= Wass de Czege =

The Wass de Czege family (also known as czegei Wass or cegei Wass) is one of the oldest Hungarian noble families in Transylvania (today part of Romania).

==Origins==
The origins of the family Wass de Cege/Czege (Hungarian name; Romanian: Țaga) are unknown, however it is very likely that they came to Transylvania from Western Hungary. According to a diploma of doubtful authenticity the first two ancestors known by name under king Béla III of Hungary (1172–1176) took part in the king's campaign led against the Byzantine Empire. As a reward for that the two of them were donated nine villages in the County Doboka (Romanian: Dăbâca).

The exact lineage of the family can be traced continuously only beginning with the 14th century. By that time Miklós Wass Sr castellan of Csicsó (Ciceu) was familiaris of the Transylvanian voivode Ladislaus Kán who rose up against King Charles I of Hungary (1310–1342), but afterwards, the family members succeeding him excelled in their loyalty to the king.

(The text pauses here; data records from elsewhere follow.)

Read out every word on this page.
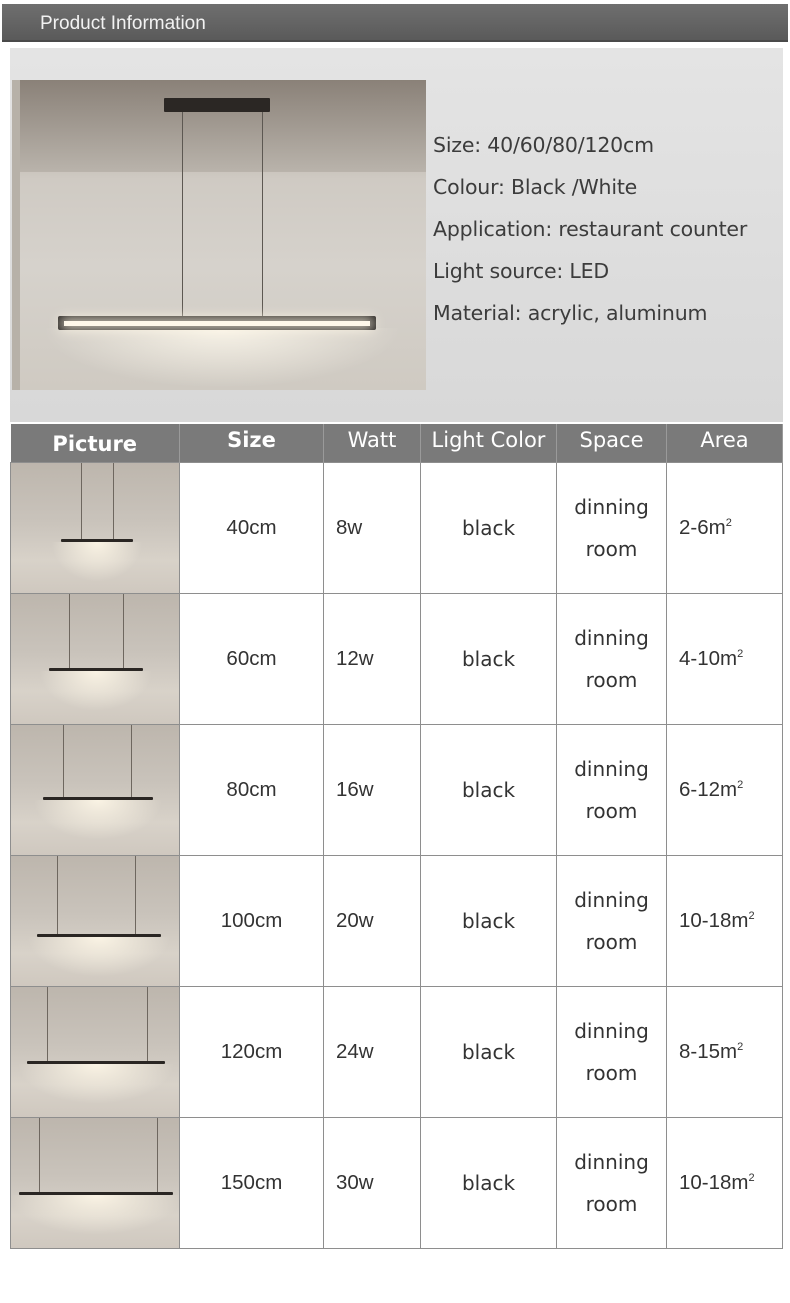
Product Information
Size: 40/60/80/120cm
Colour: Black /White
Application: restaurant counter
Light source: LED
Material: acrylic, aluminum
Picture	Size	Watt	Light Color	Space	Area

	40cm	8w	black	dinning
room	$2-6m^2$

	60cm	12w	black	dinning
room	$4-10m^2$

	80cm	16w	black	dinning
room	$6-12m^2$

	100cm	20w	black	dinning
room	$10-18m^2$

	120cm	24w	black	dinning
room	$8-15m^2$

	150cm	30w	black	dinning
room	$10-18m^2$
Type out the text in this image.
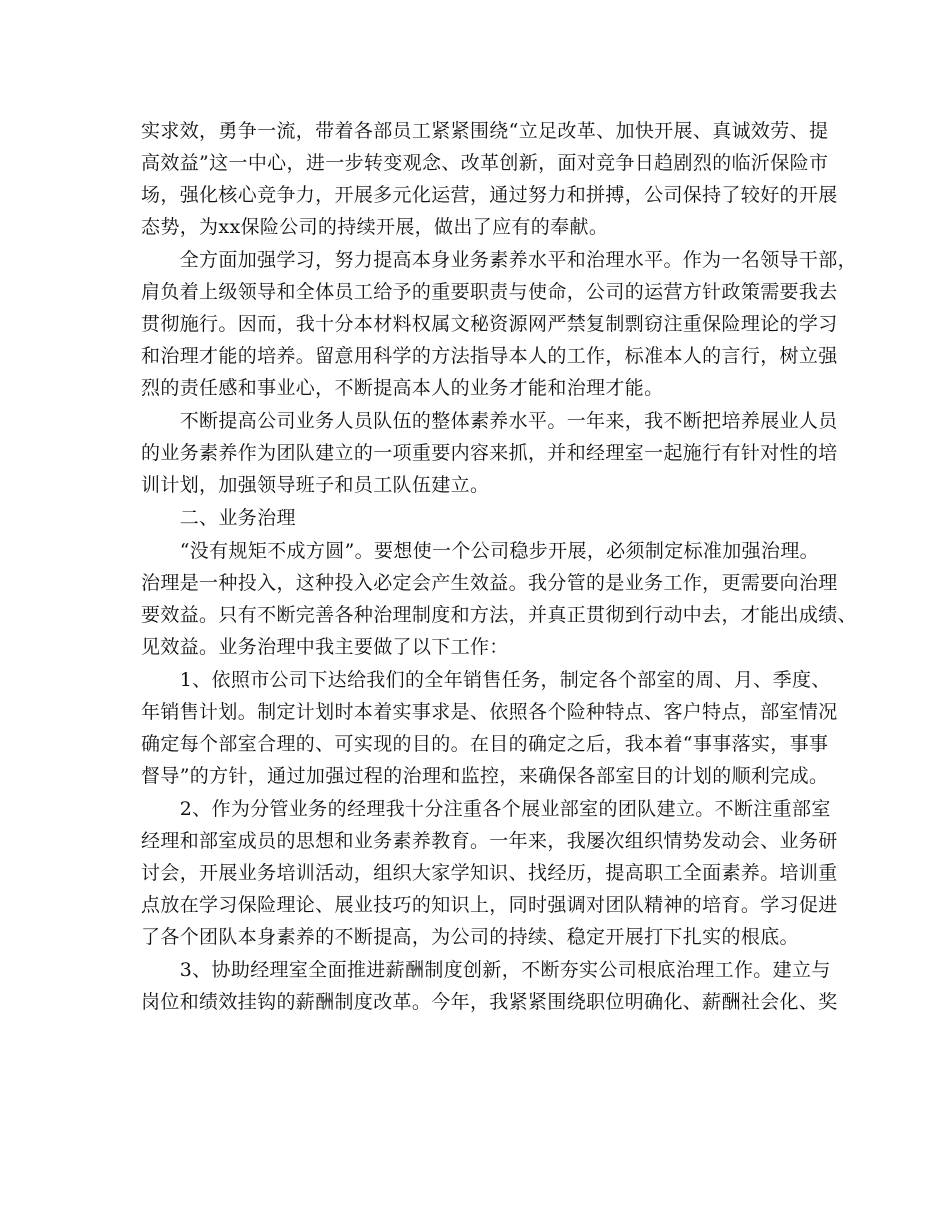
实求效，勇争一流，带着各部员工紧紧围绕“立足改革、加快开展、真诚效劳、提
高效益”这一中心，进一步转变观念、改革创新，面对竞争日趋剧烈的临沂保险市
场，强化核心竞争力，开展多元化运营，通过努力和拼搏，公司保持了较好的开展
态势，为xx保险公司的持续开展，做出了应有的奉献。

　　全方面加强学习，努力提高本身业务素养水平和治理水平。作为一名领导干部，
肩负着上级领导和全体员工给予的重要职责与使命，公司的运营方针政策需要我去
贯彻施行。因而，我十分本材料权属文秘资源网严禁复制剽窃注重保险理论的学习
和治理才能的培养。留意用科学的方法指导本人的工作，标准本人的言行，树立强
烈的责任感和事业心，不断提高本人的业务才能和治理才能。

　　不断提高公司业务人员队伍的整体素养水平。一年来，我不断把培养展业人员
的业务素养作为团队建立的一项重要内容来抓，并和经理室一起施行有针对性的培
训计划，加强领导班子和员工队伍建立。

　　二、业务治理

　　“没有规矩不成方圆”。要想使一个公司稳步开展，必须制定标准加强治理。
治理是一种投入，这种投入必定会产生效益。我分管的是业务工作，更需要向治理
要效益。只有不断完善各种治理制度和方法，并真正贯彻到行动中去，才能出成绩、
见效益。业务治理中我主要做了以下工作：

　　1、依照市公司下达给我们的全年销售任务，制定各个部室的周、月、季度、
年销售计划。制定计划时本着实事求是、依照各个险种特点、客户特点，部室情况
确定每个部室合理的、可实现的目的。在目的确定之后，我本着“事事落实，事事
督导”的方针，通过加强过程的治理和监控，来确保各部室目的计划的顺利完成。

　　2、作为分管业务的经理我十分注重各个展业部室的团队建立。不断注重部室
经理和部室成员的思想和业务素养教育。一年来，我屡次组织情势发动会、业务研
讨会，开展业务培训活动，组织大家学知识、找经历，提高职工全面素养。培训重
点放在学习保险理论、展业技巧的知识上，同时强调对团队精神的培育。学习促进
了各个团队本身素养的不断提高，为公司的持续、稳定开展打下扎实的根底。

　　3、协助经理室全面推进薪酬制度创新，不断夯实公司根底治理工作。建立与
岗位和绩效挂钩的薪酬制度改革。今年，我紧紧围绕职位明确化、薪酬社会化、奖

For several decades in the 14th century Transylvania was ruled by voievodes from the Lackfi family (House of Lacković), who also held many other important offices in the government. Being their familiares, the Wass came into offices as castellan at Höltövény, Csicsó (Ciceu), Küküllővár (Cetatea de Baltă), Kőhalom (Rupea), Cserög (Čerević) castles, comes (Doboka, Kolozs) or vicecomes (Ugocsa). They took part in Louis the Great’s (1342–1382) campaigns against Croatia, Bosnia, Bulgaria, Italy and Walachia. For their services the king donated them smaller estates, in 1363 they acquired ius gladii (which meant absolute power in trialing their serfs) and the right to hold weekly fairs in Cege.

From the end of the 14th century they ceased getting other offices or other estates, and relapsed into the world of the well-off country nobility. Only after the fall of the Medieval Hungary (1541) did they get political roles within the Transylvanian Principality.

In the Middle Ages the Wass had their main estates in Cege (Ţaga), Szentegyed (Sântejude), Szentgothárd (Sucutard), Mohaly (Măhal), Szentiván (Sântioana), Pulyon (Puini) and Boncnyíres (Bonţ), which were neighbouring villages in county Doboka and remained the property of the family. Beginning with the first decades of the 14th century they had smaller estates in Western Hungary, as well in counties Vas, Veszprém and Győr, however these were lost to other families.

==Notable members of the family==
- Albert Wass (1908–1998) - Hungarian noble, forest engineer, novelist, poet
- Huba Wass de Czege (1941–2025) - American Brigadier general, his son.